I loved this! You did an amazing job!😍👌👍
I don't mind girls play hard to get but if it get too long then I'm not interested
I agree with you here actually. It can't be a waste of time.
not cause you and society consider you as an object, you do the same to others
I don't believe I ever stated any of that, sir. Lol.
playing hard to get ,
to consider the best option, and to determine who is willing to take your shit, sorry i have no other way to say it
as if you are buying a car or something
the problem is most of women who make this strategy fall for a womanizer who has higher skills
she plays harder to get the best, a womanizer come ruin her, make her a leftover and then all her options vanish lol
I didn't advocate playing hard to get in this mytake. This leads me to believe you didn't actually read it, did you?
Playing hard to get
Intentionally stringing a guy along in an attempt to keep him interested by going hot and cold, often involves acting disinterested, not returning calls, setting ridiculous boundaries in the moment, etc. Generally the relationship will end up lack luster and one sided, because the woman played the guy with a false sense of superiority.
Being hard to get
Having personal standards that have to be met before dating, and standing by them without wavering, often involves openly voicing what you want to become of this, where your lines are, and keeps the lines of communication open without depriving a man of her interest. Generally the relationship is more fulfilling because she was harder to get for a reason, meaning she gives her ALL to the guy who is willing to put in a little effort to win her over.
Your argument is invalid.
Nahh chicks playing hard to get are like most dead fishest of em all so lmao
Dead fishest eh there bruh?
Sounds lame. ;)
O it's u mommy! Stop calling me brah mom, srs wtf u discussing chicks with me for? O godd mom! U standing up for president too now? How hard u gonna make my skool? Jeez!

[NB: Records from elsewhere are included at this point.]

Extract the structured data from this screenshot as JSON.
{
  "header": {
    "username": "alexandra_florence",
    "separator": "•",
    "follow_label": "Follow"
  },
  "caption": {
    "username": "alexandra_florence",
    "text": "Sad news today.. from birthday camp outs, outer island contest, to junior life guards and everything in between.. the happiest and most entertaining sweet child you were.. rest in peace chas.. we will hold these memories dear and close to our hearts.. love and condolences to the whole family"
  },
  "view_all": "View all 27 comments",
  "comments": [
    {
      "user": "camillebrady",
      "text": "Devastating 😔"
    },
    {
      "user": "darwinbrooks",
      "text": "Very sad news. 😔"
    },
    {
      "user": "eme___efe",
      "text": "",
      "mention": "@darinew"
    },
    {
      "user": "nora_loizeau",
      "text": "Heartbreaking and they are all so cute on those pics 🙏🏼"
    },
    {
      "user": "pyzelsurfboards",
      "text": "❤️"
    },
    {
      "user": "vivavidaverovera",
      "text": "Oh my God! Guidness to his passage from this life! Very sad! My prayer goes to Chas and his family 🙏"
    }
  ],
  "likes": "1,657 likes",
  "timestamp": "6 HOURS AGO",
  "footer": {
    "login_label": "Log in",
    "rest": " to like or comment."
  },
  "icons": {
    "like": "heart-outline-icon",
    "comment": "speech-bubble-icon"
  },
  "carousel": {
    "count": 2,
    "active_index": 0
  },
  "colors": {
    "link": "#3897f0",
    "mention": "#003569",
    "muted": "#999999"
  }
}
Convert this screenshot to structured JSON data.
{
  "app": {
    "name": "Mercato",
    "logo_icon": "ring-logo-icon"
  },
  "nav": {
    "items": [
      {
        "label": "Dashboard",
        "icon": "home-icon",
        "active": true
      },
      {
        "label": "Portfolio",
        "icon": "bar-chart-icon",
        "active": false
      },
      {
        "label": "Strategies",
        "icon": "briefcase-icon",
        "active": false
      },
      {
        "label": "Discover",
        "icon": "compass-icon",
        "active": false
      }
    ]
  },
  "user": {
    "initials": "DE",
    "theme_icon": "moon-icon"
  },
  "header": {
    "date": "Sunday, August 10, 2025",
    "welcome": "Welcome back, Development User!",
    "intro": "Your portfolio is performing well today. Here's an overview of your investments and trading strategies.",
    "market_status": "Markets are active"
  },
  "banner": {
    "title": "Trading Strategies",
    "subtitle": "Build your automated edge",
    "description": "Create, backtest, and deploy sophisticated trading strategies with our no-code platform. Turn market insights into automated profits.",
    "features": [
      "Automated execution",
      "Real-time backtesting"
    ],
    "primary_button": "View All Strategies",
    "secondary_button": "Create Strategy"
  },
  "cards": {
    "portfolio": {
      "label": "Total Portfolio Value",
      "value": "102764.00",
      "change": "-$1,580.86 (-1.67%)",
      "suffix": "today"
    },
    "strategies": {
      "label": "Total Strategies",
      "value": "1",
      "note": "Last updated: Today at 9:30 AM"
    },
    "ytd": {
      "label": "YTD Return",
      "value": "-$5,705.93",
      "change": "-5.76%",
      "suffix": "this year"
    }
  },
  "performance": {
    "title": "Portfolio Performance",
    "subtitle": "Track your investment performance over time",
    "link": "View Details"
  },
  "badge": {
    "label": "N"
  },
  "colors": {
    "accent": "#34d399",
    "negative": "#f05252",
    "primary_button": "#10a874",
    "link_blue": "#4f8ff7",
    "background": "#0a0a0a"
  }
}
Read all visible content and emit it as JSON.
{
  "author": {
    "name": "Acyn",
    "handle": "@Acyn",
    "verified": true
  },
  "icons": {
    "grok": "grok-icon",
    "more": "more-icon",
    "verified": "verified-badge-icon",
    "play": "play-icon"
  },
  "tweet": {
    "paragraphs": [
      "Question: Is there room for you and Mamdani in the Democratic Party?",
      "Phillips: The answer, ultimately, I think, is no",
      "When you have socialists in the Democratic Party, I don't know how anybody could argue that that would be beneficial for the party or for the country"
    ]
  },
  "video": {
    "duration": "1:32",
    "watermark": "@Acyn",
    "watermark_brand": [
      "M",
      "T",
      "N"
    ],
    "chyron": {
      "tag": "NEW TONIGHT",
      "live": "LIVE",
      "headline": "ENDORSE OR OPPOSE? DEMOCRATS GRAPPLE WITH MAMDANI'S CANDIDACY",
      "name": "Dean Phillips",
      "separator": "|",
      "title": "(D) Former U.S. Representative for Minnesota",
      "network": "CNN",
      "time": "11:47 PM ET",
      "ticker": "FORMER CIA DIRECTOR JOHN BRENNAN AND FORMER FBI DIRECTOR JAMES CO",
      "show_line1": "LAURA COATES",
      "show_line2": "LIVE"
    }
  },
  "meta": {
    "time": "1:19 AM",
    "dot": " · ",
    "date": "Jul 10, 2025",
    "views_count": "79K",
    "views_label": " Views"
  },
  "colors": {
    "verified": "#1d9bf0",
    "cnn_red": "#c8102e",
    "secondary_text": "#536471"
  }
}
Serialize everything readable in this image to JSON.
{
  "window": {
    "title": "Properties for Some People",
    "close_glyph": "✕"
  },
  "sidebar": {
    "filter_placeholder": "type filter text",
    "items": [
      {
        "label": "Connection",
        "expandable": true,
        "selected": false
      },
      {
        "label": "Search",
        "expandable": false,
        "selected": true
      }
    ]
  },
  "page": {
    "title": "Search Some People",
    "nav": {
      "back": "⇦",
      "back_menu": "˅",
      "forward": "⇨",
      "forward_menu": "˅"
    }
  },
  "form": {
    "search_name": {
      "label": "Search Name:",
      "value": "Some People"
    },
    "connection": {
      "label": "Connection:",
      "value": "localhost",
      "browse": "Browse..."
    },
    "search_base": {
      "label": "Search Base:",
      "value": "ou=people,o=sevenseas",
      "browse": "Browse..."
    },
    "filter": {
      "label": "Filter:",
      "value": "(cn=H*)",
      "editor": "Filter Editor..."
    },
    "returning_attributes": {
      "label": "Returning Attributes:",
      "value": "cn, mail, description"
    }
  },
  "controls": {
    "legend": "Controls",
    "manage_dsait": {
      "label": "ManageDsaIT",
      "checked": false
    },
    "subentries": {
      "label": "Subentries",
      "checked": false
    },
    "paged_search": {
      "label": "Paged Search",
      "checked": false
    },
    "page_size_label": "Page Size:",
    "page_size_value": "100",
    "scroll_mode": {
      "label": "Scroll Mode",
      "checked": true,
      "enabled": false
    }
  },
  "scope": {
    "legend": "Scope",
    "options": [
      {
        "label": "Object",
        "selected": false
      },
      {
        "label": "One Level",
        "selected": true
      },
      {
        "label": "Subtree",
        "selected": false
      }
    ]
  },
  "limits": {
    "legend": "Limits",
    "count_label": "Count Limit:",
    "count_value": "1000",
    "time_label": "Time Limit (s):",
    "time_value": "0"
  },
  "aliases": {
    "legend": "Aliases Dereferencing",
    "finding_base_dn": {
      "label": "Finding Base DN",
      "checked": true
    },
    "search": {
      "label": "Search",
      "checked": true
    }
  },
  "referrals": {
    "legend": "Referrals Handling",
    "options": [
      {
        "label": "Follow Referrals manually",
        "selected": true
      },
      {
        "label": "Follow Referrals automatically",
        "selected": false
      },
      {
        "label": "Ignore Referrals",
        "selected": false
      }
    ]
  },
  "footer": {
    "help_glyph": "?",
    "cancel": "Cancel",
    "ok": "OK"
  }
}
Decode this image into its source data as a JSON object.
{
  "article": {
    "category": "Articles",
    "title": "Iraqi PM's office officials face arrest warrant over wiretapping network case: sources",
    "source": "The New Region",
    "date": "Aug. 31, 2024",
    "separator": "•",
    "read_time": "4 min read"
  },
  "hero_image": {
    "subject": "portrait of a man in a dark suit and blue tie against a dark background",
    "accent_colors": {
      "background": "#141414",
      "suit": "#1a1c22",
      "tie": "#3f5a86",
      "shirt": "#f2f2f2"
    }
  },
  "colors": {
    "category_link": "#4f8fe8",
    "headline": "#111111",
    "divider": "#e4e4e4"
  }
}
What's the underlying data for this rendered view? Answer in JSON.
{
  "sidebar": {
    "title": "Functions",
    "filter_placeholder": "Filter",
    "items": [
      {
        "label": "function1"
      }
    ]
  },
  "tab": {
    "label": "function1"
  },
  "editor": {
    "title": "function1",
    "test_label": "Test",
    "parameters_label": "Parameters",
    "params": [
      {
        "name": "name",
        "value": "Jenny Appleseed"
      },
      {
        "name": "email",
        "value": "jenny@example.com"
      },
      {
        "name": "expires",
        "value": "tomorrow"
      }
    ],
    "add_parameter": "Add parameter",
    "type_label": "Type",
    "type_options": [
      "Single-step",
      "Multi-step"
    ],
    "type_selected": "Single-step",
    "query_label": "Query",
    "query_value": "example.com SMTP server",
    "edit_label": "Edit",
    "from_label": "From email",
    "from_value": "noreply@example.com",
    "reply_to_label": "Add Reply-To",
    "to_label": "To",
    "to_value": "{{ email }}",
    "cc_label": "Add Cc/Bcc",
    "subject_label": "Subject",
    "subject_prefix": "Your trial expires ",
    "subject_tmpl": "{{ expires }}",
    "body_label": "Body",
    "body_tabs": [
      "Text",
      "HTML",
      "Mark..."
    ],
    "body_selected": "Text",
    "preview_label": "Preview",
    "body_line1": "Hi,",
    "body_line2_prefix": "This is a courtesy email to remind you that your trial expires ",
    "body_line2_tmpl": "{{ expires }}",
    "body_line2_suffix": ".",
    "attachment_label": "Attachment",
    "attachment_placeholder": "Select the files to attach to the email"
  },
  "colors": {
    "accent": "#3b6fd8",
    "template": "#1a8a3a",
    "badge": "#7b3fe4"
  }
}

Sorry son, I can call you little chap, peanut, honey suckle - whatever you prefer.
#momforprez
Mom stop embarrassing me, jeez smh #teammommh
Sorry pumpkin. ;)
Why can't I just have the steak dinner now?
That's a very good question!
@JuicyBrain I'll make you a steak.
You are too kind dear ! I'm bringing the gravy ! lol
@JuicyBrain Psh bitch bring the beer. Lol.
Oh I'm bringing it ! First to black out cleans the dishes ! :-)
F**K that! not worthy of my time! I will leave via GIPHY
Okay sir! Run while you still can anon! QUICK!
Im definitely going to to read this 2 or 3 times
Awe thank you <3 <3 :)
lol no problem :)
I prefer girls who are blowing me within the first hour of meeting.
Everyone can use a good hooker.
Good hookers are way under-appreciated! But I also like getting quick sex without paying. Although, everything you wrote is true.
Hey who doesn't like an easy lay?
I mean, I can't say I have experience but I see the logic in it.
You like the ones that anyone can get.